2009: Bahia Honda State Park
"Find Mile Marker 37 and plan an entire day in the small piece of paradise known as Bahia Honda. With its emerald green waters, powdery white sand, an effervescent coral reef, and the tattered remains of the old Flagler Overseas Railroad, Bahia Honda State Park is one of the Florida Keys' best-kept secrets. It is, quite possibly, the best beach you'll find in all of Florida.
The three beaches that make up Bahia Honda stretch out toward the Atlantic Ocean and the Gulf, and their waters are teeming with fish. The Bahia Honda Bridge is a great place for pictures or for spotting the nurse sharks that swim underneath the railroad. The park also features kayak rentals and boating excursions. Overnight lodging is available, but because reservations are tough to come by, it's probably best to stay at a hotel in Marathon, which is a good 20-minute drive away. Key West sits about an hour south."
Flagler Overseas Railroad in Bahia Honda State Park
2008: Big Pine Key Fishing Lodge Camping
"Pack up your camping equipment and head down to Big Pine. For more than 30 years, the lodge has been a home away from home for those who want to get away from home. Why? Is it the amply sized campgrounds, complete with rustic-style or fully hooked-up sites? Is it the RV sites and the clean public bathrooms? Is it the proximity of both Key West and Islamorada for dinners followed by debauchery? Perhaps.

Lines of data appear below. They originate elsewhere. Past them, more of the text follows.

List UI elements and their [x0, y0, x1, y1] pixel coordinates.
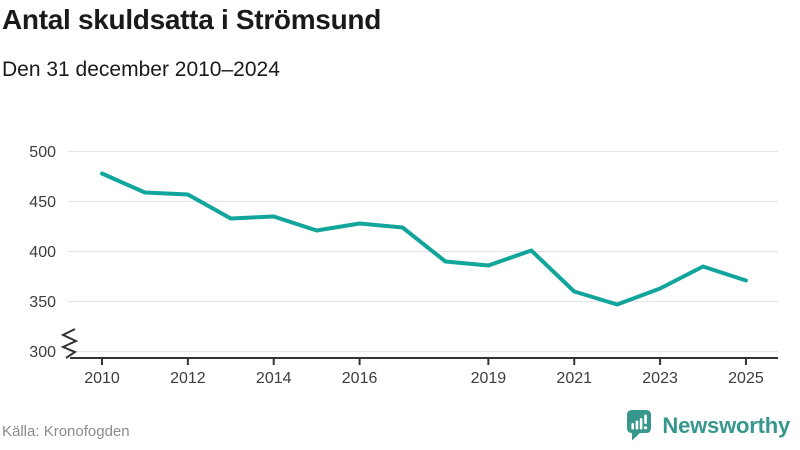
- axis-break-icon: [60, 328, 79, 359]
- chart-subtitle: Den 31 december 2010–2024: [2, 58, 280, 81]
- x-tick-label: 2012: [170, 370, 206, 387]
- logo-bar-3: [640, 418, 643, 430]
- x-tick-label: 2016: [342, 370, 378, 387]
- logo-exclamation-bar: [644, 414, 648, 424]
- logo-exclamation-dot: [644, 426, 648, 430]
- logo-bar-1: [631, 423, 635, 430]
- y-tick-label: 350: [29, 294, 56, 311]
- speech-bubble-shape: [627, 410, 652, 441]
- y-tick-label: 400: [29, 244, 56, 261]
- x-tick-label: 2014: [256, 370, 292, 387]
- y-tick-label: 500: [29, 144, 56, 161]
- y-tick-label: 450: [29, 194, 56, 211]
- x-tick-label: 2021: [556, 370, 592, 387]
- newsworthy-logo: Newsworthy: [626, 409, 790, 442]
- brand-wordmark: Newsworthy: [662, 412, 790, 438]
- chart-title: Antal skuldsatta i Strömsund: [2, 4, 381, 35]
- line-chart-plot: 300 350 400 450 500 2010 2012 2014 2016 2019 2021 2…: [29, 144, 778, 387]
- logo-bar-2: [636, 420, 639, 430]
- x-tick-label: 2010: [84, 370, 120, 387]
- x-tick-label: 2019: [471, 370, 507, 387]
- y-tick-label: 300: [29, 344, 56, 361]
- newsworthy-icon: [627, 410, 652, 441]
- x-tick-label: 2025: [728, 370, 764, 387]
- source-note: Källa: Kronofogden: [2, 423, 130, 440]
- x-tick-label: 2023: [642, 370, 678, 387]
- data-line: [100, 171, 748, 307]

But we also attribute it to the key deer, the adorable, nearly extinct, dog-size critters that have put Big Pine Key on the map. The deer aren't afraid to walk right up to you for tidbits. You aren't supposed to feed them, of course. But if you don't, the cute little bastards might just dig through your garbage bag when you're not looking. Less than an hour's drive away, Big Pine is a perfect escape from Miami drivers, violence, and intensity."
"Between Homestead and Key West, the 18-mile-long village of islands called Islamorada is probably the most happening of the northern Florida Keys. The pace of life is still steady as she goes, and sun-drenched relaxation is the order of the day. But there are adorable souvenir shops, tropical art galleries, and lots of bars and restaurants. A cruise down to Islamorada can take less than an hour from Kendall or South Miami, and sitting in the shade at the Tiki Bar, you feel like you're on vacation much further away from home. At this thatched frat house of a bar back in 1972, inventive bartender "Tiki" John created the rum runner.
The Island Grill is another local favorite, with its own beach and comfortable waterfront seating. Dinner at the Islamorada Fish Company is worth the wait for a romantic waterfront dinner and one last cocktail before heading back to Miami. The front of this vast establishment is a popular fish market with great prices on fresh-caught stone crab, yellowtail, and delectable, buttery lobster. Eat dinner on the waterfront -- some pretty big fish come swimming up to the marina to be fed by eager guests."